Bit of background here for a change, and it helps! There was originally supposed to be an exterior establishing shot of the burger place but Jason suggested it might not be necessary so I decided against it. Not sure if Jason was after Derek fancying the girl serving him but the dialogue seemed to suggest it to me so that's why he's grinning (not suffering from mumps!) and rubbing the back of his head in panel 2..... oh I am the master of body language! Went a bit over the top with Hugo's zombie lurch on p3, but dammit I like him!
Panels 4 and 5 was originally one panel but I thought it'd be nice to slow the action of finger eating down. Not intended but the graphicy look of the last panel makes it feel like a nice full stop.... I think. Attempting to make the finger look exclamation mark like was intention, but as usual I'm not sure if that comes across.
And that's it, as whiney as I am about my work it's been fun and writing about it like this helps me see where I need to improve (background, backgrounds backgrounds!), hope you all enjoy the story and I'll let you know when the finished book comes out.
9 comments:
I don't know if the zombie lurch is too over-the-top. I mean, zombies aren't subtle creatures anyway.
Good point; huzzah!
This is great stuff. I hooked out a copy of a certain early piece of your work, and it was very interesting to compare the two. You've moved a long way from the early Hannah Barbera influences and the art has become so much more expressive. Basically I think I'm saying you've moved from being a technically proficient craftsman to being an artist. The page with the view of the park and the bandstand may not have perfect perspective but that's because you knew the rules on perspective and chose to break them so it works well as art.
This is great Paul. Zombie goodness gets my thumbs up! Your line work is lovely here, nice n choppy which suits the story to a tee.
Cheer Peter, very flattering. I guess you're talking about 'Fun Comics', a comic that fails to hold up and yet one I miss terribly!
Thanks Mr Bling, think this may have to be the last bite I let a zombie take out of my neck, time to move on. Be nice to move on to some paid work, I hope I'm getting closer to being good enough for it.
Very VERY cool. Really enjoyed this. MORE PLEASE. Love the art. The characters are all very strong. Would love to see this story animated. Hint. Hint.

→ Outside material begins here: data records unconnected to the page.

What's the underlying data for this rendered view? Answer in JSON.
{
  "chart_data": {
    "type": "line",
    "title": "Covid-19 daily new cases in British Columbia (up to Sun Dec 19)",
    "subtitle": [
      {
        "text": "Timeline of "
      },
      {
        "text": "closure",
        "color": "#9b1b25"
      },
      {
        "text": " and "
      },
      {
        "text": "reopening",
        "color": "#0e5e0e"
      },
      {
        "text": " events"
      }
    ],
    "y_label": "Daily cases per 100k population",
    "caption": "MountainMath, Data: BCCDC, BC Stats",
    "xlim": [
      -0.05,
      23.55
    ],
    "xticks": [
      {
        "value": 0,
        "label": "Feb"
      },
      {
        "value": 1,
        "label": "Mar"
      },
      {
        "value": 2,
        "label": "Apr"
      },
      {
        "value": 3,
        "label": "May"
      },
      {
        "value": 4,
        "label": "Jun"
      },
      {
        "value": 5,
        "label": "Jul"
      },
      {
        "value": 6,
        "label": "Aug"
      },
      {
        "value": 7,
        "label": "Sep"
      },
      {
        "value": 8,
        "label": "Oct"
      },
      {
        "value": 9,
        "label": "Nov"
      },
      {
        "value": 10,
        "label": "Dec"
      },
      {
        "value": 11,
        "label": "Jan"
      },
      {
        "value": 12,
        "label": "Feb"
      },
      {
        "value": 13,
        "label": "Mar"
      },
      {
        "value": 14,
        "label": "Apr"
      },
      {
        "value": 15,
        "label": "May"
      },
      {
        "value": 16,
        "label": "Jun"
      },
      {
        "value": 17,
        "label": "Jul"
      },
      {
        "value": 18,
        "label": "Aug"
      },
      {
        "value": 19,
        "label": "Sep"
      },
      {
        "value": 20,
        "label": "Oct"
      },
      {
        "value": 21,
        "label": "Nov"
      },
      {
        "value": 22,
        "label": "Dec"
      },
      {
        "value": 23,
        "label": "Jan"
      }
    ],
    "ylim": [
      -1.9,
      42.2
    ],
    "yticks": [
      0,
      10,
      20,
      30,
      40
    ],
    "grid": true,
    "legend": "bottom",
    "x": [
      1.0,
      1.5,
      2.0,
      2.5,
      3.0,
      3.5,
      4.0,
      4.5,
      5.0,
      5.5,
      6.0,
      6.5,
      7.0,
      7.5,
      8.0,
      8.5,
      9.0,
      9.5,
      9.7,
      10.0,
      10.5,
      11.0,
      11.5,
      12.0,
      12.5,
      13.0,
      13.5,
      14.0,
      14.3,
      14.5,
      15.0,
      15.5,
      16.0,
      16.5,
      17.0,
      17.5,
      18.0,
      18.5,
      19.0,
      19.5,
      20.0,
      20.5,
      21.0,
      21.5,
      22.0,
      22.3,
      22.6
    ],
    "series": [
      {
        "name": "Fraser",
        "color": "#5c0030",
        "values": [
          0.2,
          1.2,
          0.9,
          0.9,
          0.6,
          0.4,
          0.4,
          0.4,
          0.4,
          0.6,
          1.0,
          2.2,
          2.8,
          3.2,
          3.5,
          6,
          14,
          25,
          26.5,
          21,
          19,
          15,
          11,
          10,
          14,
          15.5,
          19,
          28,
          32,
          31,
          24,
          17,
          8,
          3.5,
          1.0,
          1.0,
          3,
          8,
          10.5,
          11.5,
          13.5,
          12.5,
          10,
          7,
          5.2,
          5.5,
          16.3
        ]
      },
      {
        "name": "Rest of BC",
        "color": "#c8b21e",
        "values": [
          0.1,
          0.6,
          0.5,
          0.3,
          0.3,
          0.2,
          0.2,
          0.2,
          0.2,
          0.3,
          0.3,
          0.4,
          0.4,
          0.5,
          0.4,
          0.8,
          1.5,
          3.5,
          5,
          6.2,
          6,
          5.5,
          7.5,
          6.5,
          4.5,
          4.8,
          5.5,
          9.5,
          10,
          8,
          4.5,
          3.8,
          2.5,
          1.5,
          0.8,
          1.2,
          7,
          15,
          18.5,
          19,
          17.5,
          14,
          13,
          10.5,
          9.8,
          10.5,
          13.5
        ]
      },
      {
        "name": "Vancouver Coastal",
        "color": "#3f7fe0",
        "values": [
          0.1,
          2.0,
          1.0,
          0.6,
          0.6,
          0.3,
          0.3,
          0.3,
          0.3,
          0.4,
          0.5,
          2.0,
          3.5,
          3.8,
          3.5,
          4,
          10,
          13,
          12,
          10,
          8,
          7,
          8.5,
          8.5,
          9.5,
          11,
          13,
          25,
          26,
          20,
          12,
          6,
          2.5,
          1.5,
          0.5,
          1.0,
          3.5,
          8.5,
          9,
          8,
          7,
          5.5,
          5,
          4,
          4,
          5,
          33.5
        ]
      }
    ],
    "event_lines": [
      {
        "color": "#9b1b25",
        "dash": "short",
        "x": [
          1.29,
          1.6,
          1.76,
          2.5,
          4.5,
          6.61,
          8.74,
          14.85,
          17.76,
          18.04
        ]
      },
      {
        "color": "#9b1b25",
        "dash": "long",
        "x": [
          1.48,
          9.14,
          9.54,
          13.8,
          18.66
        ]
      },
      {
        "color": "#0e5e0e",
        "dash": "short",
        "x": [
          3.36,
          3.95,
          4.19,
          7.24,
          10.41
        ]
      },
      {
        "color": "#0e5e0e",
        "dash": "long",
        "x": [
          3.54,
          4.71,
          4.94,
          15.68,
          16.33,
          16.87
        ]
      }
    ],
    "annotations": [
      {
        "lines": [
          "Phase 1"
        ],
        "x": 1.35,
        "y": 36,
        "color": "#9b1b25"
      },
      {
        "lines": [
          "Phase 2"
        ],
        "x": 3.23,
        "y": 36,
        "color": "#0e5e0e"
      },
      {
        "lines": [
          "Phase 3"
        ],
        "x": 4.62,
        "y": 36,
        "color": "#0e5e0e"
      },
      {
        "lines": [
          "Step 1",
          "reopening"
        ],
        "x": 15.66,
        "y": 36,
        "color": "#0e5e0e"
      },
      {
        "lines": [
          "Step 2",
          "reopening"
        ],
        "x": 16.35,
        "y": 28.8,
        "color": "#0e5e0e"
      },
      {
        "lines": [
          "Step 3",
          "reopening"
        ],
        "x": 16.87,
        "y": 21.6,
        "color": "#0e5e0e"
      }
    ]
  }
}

Ta INJ, unfortunately unless it's an offer as well as a hint animation's unlikely, even though I'd love it and I'm sure Jason would too. I'm still finding my way round regular type drawing, and as much as I'd love to learn animation it'll sadly have to wait.... unless I can give up my day job, oh please can I give up my day job!
great! i really enjoyed reading this and i think your art work throughout is really strong.
also nice to read your thoughts on each page. it's interesting that you seem to think your backgrounds often let the panels down, but i think keeping the backgrounds relatively simple un-cluttered works very well. the bank and job centre seemed well observed to me, cut down to their key elements (an irreducible representation if you will), and the perspective in the park - as others have said - works brilliantly as an artistic composition. stylistically there seems to be no reason why real life issues such as perspective need to be rigourously adhered too, it depends on the tone of the piece and what you're trying to get across, and if you're after a stridently realist feel to the work.
and the dog biting on page 3 is ace!
Thanks Paul, irreducible representation is exactly what I'm aiming for, and I'll take pleasingly composed design over reality any day. But as Peter says, the key is to know when and why you're breaking the rules. The park scene I felt I understood, the bank one less so, it's not that it wasn't observed just that the final image didn't quite work - I'm tempted to redo it for myself now that I can see where it needs it, but it's more productive to just learn from it and use the lesson on the next piece.